In 2024, the Securities and Exchange Commission (SEC) approved the launch of spot Bitcoin ETFs, giving traders a new and easier way to buy and sell Bitcoin. These funds allow investors to access Bitcoin without having to take custody of the cryptocurrency themselves or trade with an exchange that may be fraudulent.
What are Spot Bitcoin ETFs?
Spot Bitcoin ETFs track the price of Bitcoin on a percentage basis, meaning if Bitcoin rises 1%, the fund will also rise 1%. This makes them a convenient option for traders who want to gain exposure to Bitcoin without having to navigate the complexities of cryptocurrency exchanges.
Top Bitcoin ETFs
Here are some of the top-performing Bitcoin ETFs, including their total assets, 3-month performance, and expense ratios:
1. iShares Bitcoin Trust (IBIT)
- Total assets: $52.1 billion
- 3-month performance: 57.61%
- Expense ratio: 0.12%
Grayscale Bitcoin Trust (GBTC) has been a popular choice for investors looking to gain exposure to Bitcoin, but its high expense ratio of 1.50% may not be the most attractive option.
2. Fidelity Wise Origin Bitcoin Fund (FBTC)
- Total assets: $19 billion
- 3-month performance: 57.61%
- Expense ratio: 0%
ARK 21Shares Bitcoin ETF (ARKB) has a lower expense ratio of 0.21% and has been performing well in the market.
3. Bitwise Bitcoin ETF Trust (BITB)
- Total assets: $3.8 billion
- 3-month performance: 57.55%
- Expense ratio: 0.20%
Grayscale Bitcoin Mini Trust (BTC) has a lower expense ratio of 0.15% and is another popular option for investors.
4. ProShares Bitcoin ETF (BITO)
- Total assets: $2.4 billion
- 3-month performance: 54.63%
- Expense ratio: 0.95%
When choosing a Bitcoin ETF, the defining feature is the expense ratio, which is the percentage of your investment that they charge as a fee.
Which Fund Should You Choose?
If you were looking at two McDonald’s on the same block and they both offered Big Macs, it would make sense to go with the cheaper one. So it is with spot Bitcoin ETFs. Since these funds give you exposure to Bitcoin in the same way, their defining feature is the expense ratio.
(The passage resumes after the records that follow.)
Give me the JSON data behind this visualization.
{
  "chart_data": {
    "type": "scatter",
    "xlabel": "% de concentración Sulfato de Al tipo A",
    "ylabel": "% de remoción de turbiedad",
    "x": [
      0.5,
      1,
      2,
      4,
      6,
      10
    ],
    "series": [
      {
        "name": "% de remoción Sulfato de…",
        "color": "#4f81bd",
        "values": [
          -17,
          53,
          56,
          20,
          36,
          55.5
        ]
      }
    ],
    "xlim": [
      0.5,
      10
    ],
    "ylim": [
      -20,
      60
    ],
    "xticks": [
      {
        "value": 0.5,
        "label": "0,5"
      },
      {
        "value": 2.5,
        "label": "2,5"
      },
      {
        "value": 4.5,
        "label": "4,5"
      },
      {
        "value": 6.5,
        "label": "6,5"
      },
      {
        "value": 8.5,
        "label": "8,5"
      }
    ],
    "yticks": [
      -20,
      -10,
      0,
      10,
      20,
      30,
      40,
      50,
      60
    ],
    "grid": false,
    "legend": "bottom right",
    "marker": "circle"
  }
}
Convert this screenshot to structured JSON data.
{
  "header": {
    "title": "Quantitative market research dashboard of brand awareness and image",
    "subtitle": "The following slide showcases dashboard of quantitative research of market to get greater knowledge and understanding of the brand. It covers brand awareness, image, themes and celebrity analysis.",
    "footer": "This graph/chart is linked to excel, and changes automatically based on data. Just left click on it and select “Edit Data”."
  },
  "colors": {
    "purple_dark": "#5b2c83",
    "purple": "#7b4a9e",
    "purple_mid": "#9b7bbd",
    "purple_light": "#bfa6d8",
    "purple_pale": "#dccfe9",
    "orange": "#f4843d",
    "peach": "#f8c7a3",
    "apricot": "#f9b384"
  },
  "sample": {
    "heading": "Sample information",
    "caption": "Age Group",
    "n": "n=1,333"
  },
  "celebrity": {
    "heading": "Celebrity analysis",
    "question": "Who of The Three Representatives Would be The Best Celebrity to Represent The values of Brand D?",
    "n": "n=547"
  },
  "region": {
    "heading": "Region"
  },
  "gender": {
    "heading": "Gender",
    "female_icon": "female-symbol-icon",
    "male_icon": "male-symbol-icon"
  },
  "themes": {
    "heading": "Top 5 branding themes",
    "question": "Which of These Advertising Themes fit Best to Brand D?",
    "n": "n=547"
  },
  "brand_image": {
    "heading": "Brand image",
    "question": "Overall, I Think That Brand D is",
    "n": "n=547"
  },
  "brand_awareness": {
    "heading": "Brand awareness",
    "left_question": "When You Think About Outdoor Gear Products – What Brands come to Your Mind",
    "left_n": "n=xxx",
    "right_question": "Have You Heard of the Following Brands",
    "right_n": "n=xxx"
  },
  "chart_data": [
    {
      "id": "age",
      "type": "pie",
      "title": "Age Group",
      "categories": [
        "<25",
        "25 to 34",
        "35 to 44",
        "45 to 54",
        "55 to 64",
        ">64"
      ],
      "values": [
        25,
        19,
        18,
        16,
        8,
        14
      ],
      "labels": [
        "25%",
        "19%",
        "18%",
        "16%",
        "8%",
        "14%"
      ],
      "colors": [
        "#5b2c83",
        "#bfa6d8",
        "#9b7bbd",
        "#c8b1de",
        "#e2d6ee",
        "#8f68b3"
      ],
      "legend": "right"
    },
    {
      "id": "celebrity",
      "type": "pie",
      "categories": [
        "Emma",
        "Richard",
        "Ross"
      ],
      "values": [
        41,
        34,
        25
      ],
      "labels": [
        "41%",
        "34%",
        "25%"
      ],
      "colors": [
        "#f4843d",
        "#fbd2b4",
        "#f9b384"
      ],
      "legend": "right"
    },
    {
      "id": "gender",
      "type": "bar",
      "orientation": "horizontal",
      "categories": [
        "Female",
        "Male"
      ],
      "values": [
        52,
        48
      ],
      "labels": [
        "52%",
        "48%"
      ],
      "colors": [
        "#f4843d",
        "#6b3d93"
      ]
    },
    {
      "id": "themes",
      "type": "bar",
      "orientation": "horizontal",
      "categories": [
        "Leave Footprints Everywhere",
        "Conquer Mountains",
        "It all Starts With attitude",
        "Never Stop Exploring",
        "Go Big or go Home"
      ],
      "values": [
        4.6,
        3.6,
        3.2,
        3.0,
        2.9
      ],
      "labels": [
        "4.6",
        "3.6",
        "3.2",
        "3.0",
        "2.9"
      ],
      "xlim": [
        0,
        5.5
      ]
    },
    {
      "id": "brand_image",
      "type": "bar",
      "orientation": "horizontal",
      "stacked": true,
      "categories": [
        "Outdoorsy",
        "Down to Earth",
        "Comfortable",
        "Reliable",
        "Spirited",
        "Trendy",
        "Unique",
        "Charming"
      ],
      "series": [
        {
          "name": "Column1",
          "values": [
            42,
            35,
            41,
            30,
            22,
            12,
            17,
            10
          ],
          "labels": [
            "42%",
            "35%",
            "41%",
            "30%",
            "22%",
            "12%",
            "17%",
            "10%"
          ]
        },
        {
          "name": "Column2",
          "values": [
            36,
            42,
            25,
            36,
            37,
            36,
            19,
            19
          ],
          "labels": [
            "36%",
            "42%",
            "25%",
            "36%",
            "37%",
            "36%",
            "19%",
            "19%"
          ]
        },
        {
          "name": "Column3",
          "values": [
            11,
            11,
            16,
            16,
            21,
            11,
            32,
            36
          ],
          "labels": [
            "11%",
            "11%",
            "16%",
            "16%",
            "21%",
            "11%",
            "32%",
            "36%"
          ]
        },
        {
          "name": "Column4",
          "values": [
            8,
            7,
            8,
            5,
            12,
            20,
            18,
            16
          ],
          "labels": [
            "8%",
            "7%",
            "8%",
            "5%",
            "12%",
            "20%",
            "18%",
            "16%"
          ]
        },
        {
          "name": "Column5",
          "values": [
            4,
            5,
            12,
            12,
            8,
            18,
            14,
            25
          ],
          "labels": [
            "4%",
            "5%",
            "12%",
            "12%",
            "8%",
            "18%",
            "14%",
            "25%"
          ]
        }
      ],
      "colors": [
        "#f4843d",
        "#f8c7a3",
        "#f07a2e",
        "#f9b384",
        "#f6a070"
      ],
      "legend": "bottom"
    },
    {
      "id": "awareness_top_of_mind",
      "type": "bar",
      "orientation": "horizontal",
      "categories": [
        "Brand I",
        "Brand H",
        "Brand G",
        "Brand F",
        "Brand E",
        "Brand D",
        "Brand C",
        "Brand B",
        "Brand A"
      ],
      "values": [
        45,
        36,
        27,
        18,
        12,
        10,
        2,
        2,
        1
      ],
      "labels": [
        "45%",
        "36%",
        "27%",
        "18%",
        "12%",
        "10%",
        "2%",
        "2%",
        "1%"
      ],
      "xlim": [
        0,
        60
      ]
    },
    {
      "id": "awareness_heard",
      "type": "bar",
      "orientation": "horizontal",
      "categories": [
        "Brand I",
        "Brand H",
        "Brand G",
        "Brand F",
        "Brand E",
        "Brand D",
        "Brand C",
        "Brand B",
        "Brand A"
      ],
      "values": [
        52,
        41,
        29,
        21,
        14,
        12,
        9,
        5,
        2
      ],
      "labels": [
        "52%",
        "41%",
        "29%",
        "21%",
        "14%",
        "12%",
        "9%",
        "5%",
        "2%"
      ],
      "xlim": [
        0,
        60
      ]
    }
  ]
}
Should You Invest in Bitcoin ETFs?
Of course, the existence of a cheaper and easier way to trade Bitcoin doesn’t make the digital coin a buy, only cheaper and easier to do so. So crypto ETFs are a good way for traders to play Bitcoin or Ethereum if that’s already their intent.
The Risks of Investing in Bitcoin
Bitcoin has been notoriously volatile, rocketing and plunging precipitously. That volatility has been great for adept traders since they make money on the volatility, and it hasn’t been too bad either for traders who have the stomach to hold on through the highs and lows.
The Greater Fool Theory of Investing
Finally, it’s vital to know that Bitcoin is not backed by anything except the sentiment of traders. Unlike a stock, which is backed by the assets and cash flow of an underlying business, Bitcoin and most other cryptocurrencies rely solely on traders’ expectations to prop up their prices.
Where Can You Buy the Best Bitcoin ETFs?
Bitcoin ETFs are generally available at any broker that allows customers to purchase stocks on a major U.S. exchange.
The Bottom Line
The emergence of spot Bitcoin ETFs makes it easier and cheaper for traders to take a stake in the digital currency using just their traditional broker. These funds may well open up Bitcoin to wider acceptance as a store of value and push up the price of the cryptocurrency even more.
Disclaimer
All investors are advised to conduct their own independent research into investment strategies before making an investment decision. In addition, investors are advised that past investment product performance is no guarantee of future price appreciation.